L’accueil de Couvre-sang a été particulièrement bon et je ne peux qu’en être satisfait. Je n’ai jamais reçu autant de demandes d’interviews, de parutions papiers, ni autant de critiques positives. Je dois dire que l’album, à son humble niveau de niche underground, a plutôt bien marché et marqué j’ai l’impression. Compte tenu aussi du fait que c’est un album assez particulier. J’ai décidé de le faire sans compromis, en poussant mon trip solitaire sans avoir à aucun moment demandé des avis des personnes extérieures ou pris du recul dessus. Certains albums en ont besoin, mais je n’en ai pas du tout eu envie sur celui-là. Je préfère aller au bout de mes idées même si ça peut aboutir sur une forme déconcertante ou inhabituelle pour certains. Je vois bien que ça en a séduit plus d’un/E, et rien que pour ceux que ça a touché, je suis heureux !

Malgré tout, je n’ai pas retenu de critique agaçante. Certaines relevaient des points qu’ils estimaient négatifs (au niveau de la production, du son de telle ou telle chose ou d’interludes qui n’ont pas plu), mais riend d’irritant là-dedans. Ce sont des histoires de goûts qui ne remettent rien en cause pour ma part. Sans avoir rien attendu de cette sortie, je retiens surtout que, dans l’ensemble, l’album a plutôt surpris et plu.

Le DIY implique un travail en solo ou en équipe très réduite. Est-ce que ça t’arrive d’échanger et présenter ton travail à ton entourage et des potes musiciens pour solliciter leurs conseils lorsque tu bloques ou même sur le produit fini ?
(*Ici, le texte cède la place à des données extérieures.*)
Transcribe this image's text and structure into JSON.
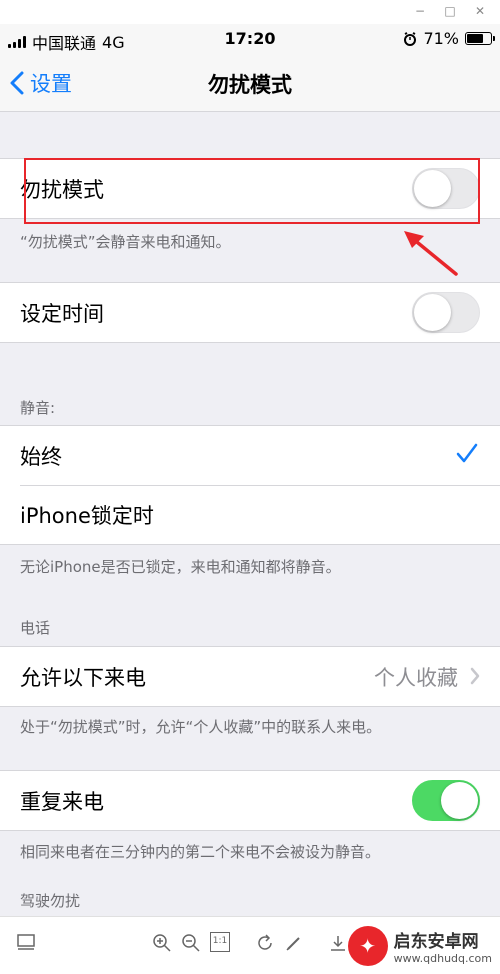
{
  "window": {
    "min": "−",
    "max": "□",
    "close": "✕"
  },
  "status_bar": {
    "carrier": "中国联通",
    "network": "4G",
    "time": "17:20",
    "battery": "71%",
    "battery_level": 0.71
  },
  "nav": {
    "back_label": "设置",
    "title": "勿扰模式"
  },
  "dnd": {
    "label": "勿扰模式",
    "enabled": false,
    "footer": "“勿扰模式”会静音来电和通知。"
  },
  "scheduled": {
    "label": "设定时间",
    "enabled": false
  },
  "silence": {
    "header": "静音:",
    "options": [
      "始终",
      "iPhone锁定时"
    ],
    "selected_index": 0,
    "footer": "无论iPhone是否已锁定，来电和通知都将静音。"
  },
  "phone": {
    "header": "电话",
    "allow_calls_label": "允许以下来电",
    "allow_calls_value": "个人收藏",
    "footer": "处于“勿扰模式”时，允许“个人收藏”中的联系人来电。",
    "repeated_label": "重复来电",
    "repeated_enabled": true,
    "repeated_footer": "相同来电者在三分钟内的第二个来电不会被设为静音。"
  },
  "driving": {
    "header": "驾驶勿扰"
  },
  "toolbar": {
    "page_btn": "1:1"
  },
  "watermark": {
    "name": "启东安卓网",
    "url": "www.qdhudq.com"
  },
  "colors": {
    "accent": "#147efb",
    "toggle_on": "#4cd964",
    "highlight": "#e8262b"
  }
}
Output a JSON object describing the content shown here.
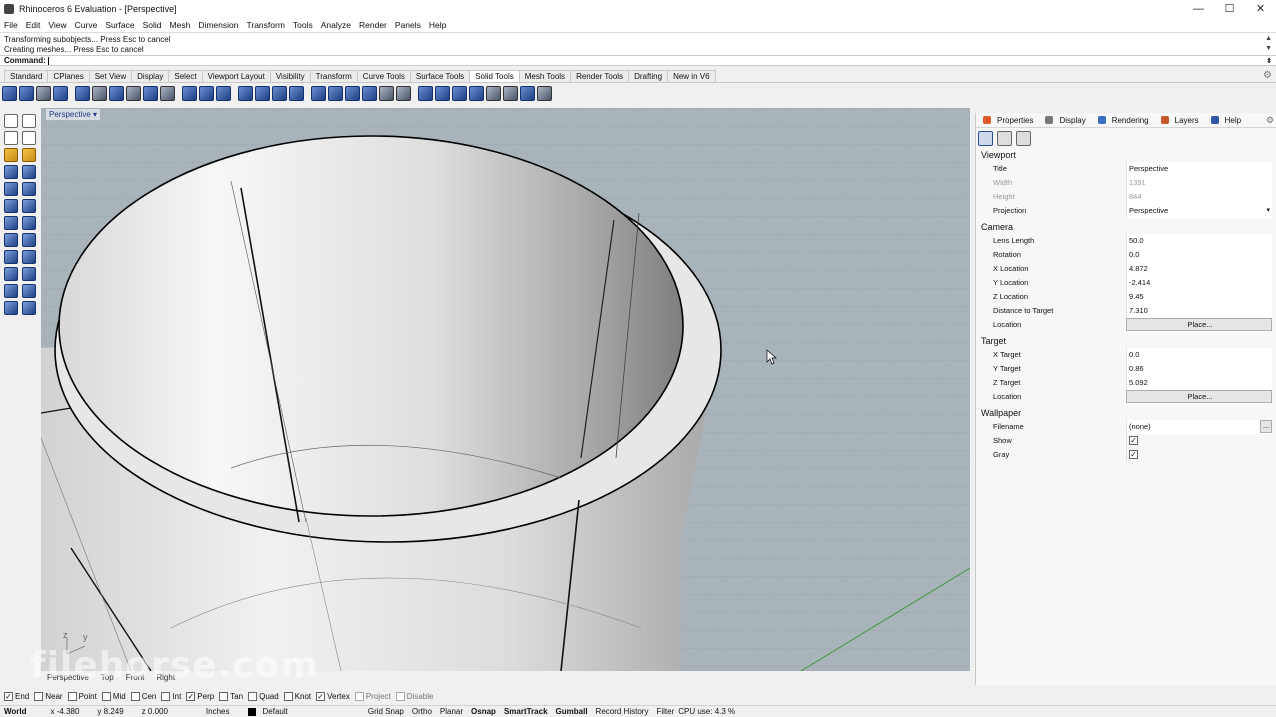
{
  "window": {
    "title": "Rhinoceros 6 Evaluation - [Perspective]",
    "controls": [
      "—",
      "☐",
      "✕"
    ]
  },
  "menu": [
    "File",
    "Edit",
    "View",
    "Curve",
    "Surface",
    "Solid",
    "Mesh",
    "Dimension",
    "Transform",
    "Tools",
    "Analyze",
    "Render",
    "Panels",
    "Help"
  ],
  "command": {
    "history": [
      "Transforming subobjects... Press Esc to cancel",
      "Creating meshes... Press Esc to cancel"
    ],
    "prompt_label": "Command:",
    "value": ""
  },
  "toolbar_tabs": {
    "items": [
      "Standard",
      "CPlanes",
      "Set View",
      "Display",
      "Select",
      "Viewport Layout",
      "Visibility",
      "Transform",
      "Curve Tools",
      "Surface Tools",
      "Solid Tools",
      "Mesh Tools",
      "Render Tools",
      "Drafting",
      "New in V6"
    ],
    "active": "Solid Tools"
  },
  "viewport": {
    "name": "Perspective",
    "tabs": [
      "Perspective",
      "Top",
      "Front",
      "Right"
    ],
    "axis_labels": {
      "z": "z",
      "y": "y"
    }
  },
  "panel": {
    "tabs": [
      "Properties",
      "Display",
      "Rendering",
      "Layers",
      "Help"
    ],
    "sections": {
      "viewport": "Viewport",
      "camera": "Camera",
      "target": "Target",
      "wallpaper": "Wallpaper"
    },
    "viewport": {
      "title_label": "Title",
      "title_value": "Perspective",
      "width_label": "Width",
      "width_value": "1391",
      "height_label": "Height",
      "height_value": "844",
      "projection_label": "Projection",
      "projection_value": "Perspective"
    },
    "camera": {
      "lens_label": "Lens Length",
      "lens_value": "50.0",
      "rotation_label": "Rotation",
      "rotation_value": "0.0",
      "xloc_label": "X Location",
      "xloc_value": "4.872",
      "yloc_label": "Y Location",
      "yloc_value": "-2.414",
      "zloc_label": "Z Location",
      "zloc_value": "9.45",
      "dist_label": "Distance to Target",
      "dist_value": "7.310",
      "location_label": "Location",
      "place_label": "Place..."
    },
    "target": {
      "x_label": "X Target",
      "x_value": "0.0",
      "y_label": "Y Target",
      "y_value": "0.86",
      "z_label": "Z Target",
      "z_value": "5.092",
      "location_label": "Location",
      "place_label": "Place..."
    },
    "wallpaper": {
      "filename_label": "Filename",
      "filename_value": "(none)",
      "browse": "...",
      "show_label": "Show",
      "show_checked": "✓",
      "gray_label": "Gray",
      "gray_checked": "✓"
    }
  },
  "osnap": [
    {
      "label": "End",
      "check": "✓"
    },
    {
      "label": "Near",
      "check": ""
    },
    {
      "label": "Point",
      "check": ""
    },
    {
      "label": "Mid",
      "check": ""
    },
    {
      "label": "Cen",
      "check": ""
    },
    {
      "label": "Int",
      "check": ""
    },
    {
      "label": "Perp",
      "check": "✓"
    },
    {
      "label": "Tan",
      "check": ""
    },
    {
      "label": "Quad",
      "check": ""
    },
    {
      "label": "Knot",
      "check": ""
    },
    {
      "label": "Vertex",
      "check": "✓"
    },
    {
      "label": "Project",
      "check": ""
    },
    {
      "label": "Disable",
      "check": ""
    }
  ],
  "status": {
    "cplane": "World",
    "x": "x -4.380",
    "y": "y 8.249",
    "z": "z 0.000",
    "units": "Inches",
    "layer": "Default",
    "grid_snap": "Grid Snap",
    "ortho": "Ortho",
    "planar": "Planar",
    "osnap": "Osnap",
    "smarttrack": "SmartTrack",
    "gumball": "Gumball",
    "record_history": "Record History",
    "filter": "Filter",
    "cpu": "CPU use: 4.3 %"
  },
  "watermark": "filehorse.com"
}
Il m’arrive effectivement de partager le travail en cours de route à des amis : à Seb, aux musiciens du groupe concerné et à Nico évidemment. Ce que je fais, et ils le savent tous, jamais dans l’attente d’une sollicitation ou d’un conseil. Je n’ai jamais bloqué ou douté du produit fini et ils savent que je vais au bout de mon truc tout seul. C’est même la condition pour moi pour être satisfait d’un morceau ou d’un album, lorsque j’estime par moi-même que c’est devenu un produit fini et que je suis arrivé au bout de mon propos, de mon expression. C’est plus par curiosité quand ils me demandent comment ça va sonner ou où j’en suis dans l’album. Personne n’intervient jamais à un quelconque niveau sur le processus de composition, d’arrangement ou de n’importe quelle autre direction musicale. À part Chris Fielding évidemment (producteur pour Skyhammer studio) qui, lors du mix, uit mes envies en y mettant sa patte et son oreille. J’aime son travail et c’est aussi pour sa touche que je fais appel à lui.

Les derniers albums de Chien Noir ont justement été enregistré aux côtés de Chris Fielding en Grande-Bretagne ou par toi à Chien Noir Productions. Comment envisages-tu l’enregistrement des prochains albums du label ? La collaboration avvec Chris Fielding va-t-elle se poursuivre aussi?

Je ne sais pas encore, je suis très ouvert et ça va clairement dépendre des projets ! Je pense que pour DDENT je vais continuer à bosser avec Chris. On s’entend très bien, il commence à me connaître et donc aussi mes envies avant que je les formule. C’est très pratique et agréable de bosser avec lui. En plus d’être quelqu’un que j’aime beaucoup en tant que personne, il est très patient et tellement passionné par son métier. J’aurais du mal à le concurrencer pour le son que j’attends de DDENT.

Pour NNRA et Krv, ça rester dans mon studio Chien Noir Productions ! Je m’équipe de plus en plus et maîtrise de mieux en mieux certaines techniques de production. N’étant pas du tout ingénieur son de formation, je suis autodidacte et j’apprends tous les jours. Par ailleurs, je suis actuellement en recherche d’un nouveau lieu qui fera office de salle de résidence et de studio d’enregistrement qui va donc élargir les possibles de Chien Noir. Ce sera un outil de travail de plus à fournir aux groupes du label.